As many as 80,000 shops could be at risk if business rates are not properly reformed, the British Retail Consortium has warned.
The body called the levy an “anomaly” in the current pro-business tax regime, as the Government conducts a review into overhauling the rate structure.
Business rates are currently paid on 1.8 million properties in England, according to HM Treasury.
Retailers are disproportionately impacted by business rates, putting huge numbers of jobs and stores at risk, the BRC said.
In a “best case scenario” situation, the organisation estimated there will be 8,073 fewer shops by 2017 as online retail drives structural change in the industry.
With 60 per cent of high street leases up for renewal in 2017 and fixed costs on the rise, retailers of all sizes may consider closing struggling stores, the BRC said.
If 60 per cent choose not to renew, there could by 80,369 fewer stores, accounting for more than 800,000 jobs, it warned.
In its submission to the Government consultation on business rates, the BRC said: “The business rates system is no longer fit for purpose in the 21st century and its structure, not just its administration, must be reformed.
“We recognise this will take time but believe the Government should define a roadmap for fundamental reform to be in place by 2017.”

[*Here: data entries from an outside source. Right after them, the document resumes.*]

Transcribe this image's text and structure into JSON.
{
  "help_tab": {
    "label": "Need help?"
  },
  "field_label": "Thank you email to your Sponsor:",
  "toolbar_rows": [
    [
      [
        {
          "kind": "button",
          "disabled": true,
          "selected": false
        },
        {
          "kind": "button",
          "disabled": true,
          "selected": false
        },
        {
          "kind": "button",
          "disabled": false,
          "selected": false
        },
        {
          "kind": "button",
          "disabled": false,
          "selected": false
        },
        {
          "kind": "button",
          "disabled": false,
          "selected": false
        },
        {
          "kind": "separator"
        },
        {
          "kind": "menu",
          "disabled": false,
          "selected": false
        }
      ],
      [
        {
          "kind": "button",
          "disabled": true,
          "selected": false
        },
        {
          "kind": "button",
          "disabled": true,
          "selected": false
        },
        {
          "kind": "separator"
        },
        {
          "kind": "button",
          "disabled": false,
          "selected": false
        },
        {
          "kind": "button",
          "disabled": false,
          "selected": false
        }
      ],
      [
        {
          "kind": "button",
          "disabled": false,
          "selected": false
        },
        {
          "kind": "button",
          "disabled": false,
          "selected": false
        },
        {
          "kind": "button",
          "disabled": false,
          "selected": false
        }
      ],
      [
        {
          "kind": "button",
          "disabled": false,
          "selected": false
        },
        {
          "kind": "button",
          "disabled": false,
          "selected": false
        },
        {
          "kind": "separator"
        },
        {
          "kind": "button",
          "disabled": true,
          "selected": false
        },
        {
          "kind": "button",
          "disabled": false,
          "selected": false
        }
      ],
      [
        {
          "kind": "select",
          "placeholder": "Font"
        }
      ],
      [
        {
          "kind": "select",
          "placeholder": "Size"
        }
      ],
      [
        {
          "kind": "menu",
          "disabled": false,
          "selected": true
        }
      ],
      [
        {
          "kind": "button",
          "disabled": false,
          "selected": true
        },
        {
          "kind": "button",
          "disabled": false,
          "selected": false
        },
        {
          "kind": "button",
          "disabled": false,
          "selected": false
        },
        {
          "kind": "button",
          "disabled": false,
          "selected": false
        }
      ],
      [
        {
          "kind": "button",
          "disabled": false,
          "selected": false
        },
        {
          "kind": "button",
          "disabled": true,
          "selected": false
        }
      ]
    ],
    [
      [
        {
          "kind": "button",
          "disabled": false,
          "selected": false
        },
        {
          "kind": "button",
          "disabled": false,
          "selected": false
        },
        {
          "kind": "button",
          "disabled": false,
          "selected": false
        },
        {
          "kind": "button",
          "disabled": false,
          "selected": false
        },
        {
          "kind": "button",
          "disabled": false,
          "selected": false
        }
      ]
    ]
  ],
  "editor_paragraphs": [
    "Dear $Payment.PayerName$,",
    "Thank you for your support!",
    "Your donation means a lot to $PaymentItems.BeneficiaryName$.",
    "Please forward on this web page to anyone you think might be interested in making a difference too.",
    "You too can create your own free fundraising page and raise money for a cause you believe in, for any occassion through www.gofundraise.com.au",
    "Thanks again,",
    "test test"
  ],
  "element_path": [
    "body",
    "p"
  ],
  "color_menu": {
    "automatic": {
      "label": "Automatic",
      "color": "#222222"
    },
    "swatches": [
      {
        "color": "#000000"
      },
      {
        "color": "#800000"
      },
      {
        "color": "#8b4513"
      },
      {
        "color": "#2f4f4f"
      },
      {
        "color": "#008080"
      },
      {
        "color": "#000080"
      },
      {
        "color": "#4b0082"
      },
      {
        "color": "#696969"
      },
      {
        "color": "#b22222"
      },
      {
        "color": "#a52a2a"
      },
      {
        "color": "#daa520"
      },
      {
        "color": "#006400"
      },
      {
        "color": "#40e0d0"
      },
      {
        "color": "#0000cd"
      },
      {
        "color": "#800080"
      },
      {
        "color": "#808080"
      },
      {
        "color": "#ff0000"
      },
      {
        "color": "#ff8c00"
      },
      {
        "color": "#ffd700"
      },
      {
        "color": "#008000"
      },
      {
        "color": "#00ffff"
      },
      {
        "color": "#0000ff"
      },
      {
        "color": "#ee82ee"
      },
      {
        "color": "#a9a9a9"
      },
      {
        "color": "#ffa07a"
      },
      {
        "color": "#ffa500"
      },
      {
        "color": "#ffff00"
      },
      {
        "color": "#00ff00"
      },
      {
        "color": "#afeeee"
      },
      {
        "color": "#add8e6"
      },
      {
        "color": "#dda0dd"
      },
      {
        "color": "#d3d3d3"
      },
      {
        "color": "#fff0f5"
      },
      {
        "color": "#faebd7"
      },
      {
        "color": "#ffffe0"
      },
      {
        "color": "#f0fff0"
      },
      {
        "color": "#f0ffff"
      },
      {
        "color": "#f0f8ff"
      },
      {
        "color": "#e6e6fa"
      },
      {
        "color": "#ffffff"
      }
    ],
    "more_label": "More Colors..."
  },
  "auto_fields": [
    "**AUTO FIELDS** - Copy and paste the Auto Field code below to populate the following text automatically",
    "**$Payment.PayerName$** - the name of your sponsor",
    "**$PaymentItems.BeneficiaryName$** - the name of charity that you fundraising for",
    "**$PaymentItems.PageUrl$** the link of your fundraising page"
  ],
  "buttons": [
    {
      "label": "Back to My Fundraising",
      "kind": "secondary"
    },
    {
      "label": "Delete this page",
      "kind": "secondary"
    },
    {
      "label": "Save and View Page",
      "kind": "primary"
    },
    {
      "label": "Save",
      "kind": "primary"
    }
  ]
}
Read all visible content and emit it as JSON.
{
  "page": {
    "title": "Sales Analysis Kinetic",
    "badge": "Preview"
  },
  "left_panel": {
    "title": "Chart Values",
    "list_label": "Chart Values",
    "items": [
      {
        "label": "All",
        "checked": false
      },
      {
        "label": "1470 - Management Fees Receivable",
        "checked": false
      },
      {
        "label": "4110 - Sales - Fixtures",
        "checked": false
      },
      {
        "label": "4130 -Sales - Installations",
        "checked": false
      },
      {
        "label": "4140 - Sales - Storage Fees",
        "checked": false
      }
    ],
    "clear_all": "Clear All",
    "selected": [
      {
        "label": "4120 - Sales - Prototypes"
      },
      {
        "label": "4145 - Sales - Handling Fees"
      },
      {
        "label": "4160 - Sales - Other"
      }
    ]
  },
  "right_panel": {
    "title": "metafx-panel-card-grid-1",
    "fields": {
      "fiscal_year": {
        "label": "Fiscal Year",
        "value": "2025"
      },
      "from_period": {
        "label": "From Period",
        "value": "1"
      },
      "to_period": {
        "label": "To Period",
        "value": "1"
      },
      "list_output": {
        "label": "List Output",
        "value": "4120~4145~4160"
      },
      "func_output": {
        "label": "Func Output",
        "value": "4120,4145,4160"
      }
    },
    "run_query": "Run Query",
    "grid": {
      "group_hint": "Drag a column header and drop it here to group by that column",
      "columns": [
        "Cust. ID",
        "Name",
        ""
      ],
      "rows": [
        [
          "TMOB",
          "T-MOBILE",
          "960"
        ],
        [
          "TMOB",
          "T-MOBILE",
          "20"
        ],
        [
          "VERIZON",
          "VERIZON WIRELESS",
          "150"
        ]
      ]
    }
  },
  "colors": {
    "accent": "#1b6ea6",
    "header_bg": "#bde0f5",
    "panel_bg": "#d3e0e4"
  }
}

The latest footfall data from the BRC and retail analysts Springboard showed May’s customer numbers were down one per cent compared to 2014.
Both high streets and shopping centres reported a decline, falling 1.5 per cent and 2.0 per cent respectively. Out-of-town locations saw a 1.4 per cent increase.
BRC director general Helen Dickinson called for Chancellor George Osborne to address rates at next month’s Budget.
She added: “If he takes bold action on rates in his upcoming Budget, a crucial barrier to retailers driving growth in the north and across the rest of the UK, will finally have been removed.”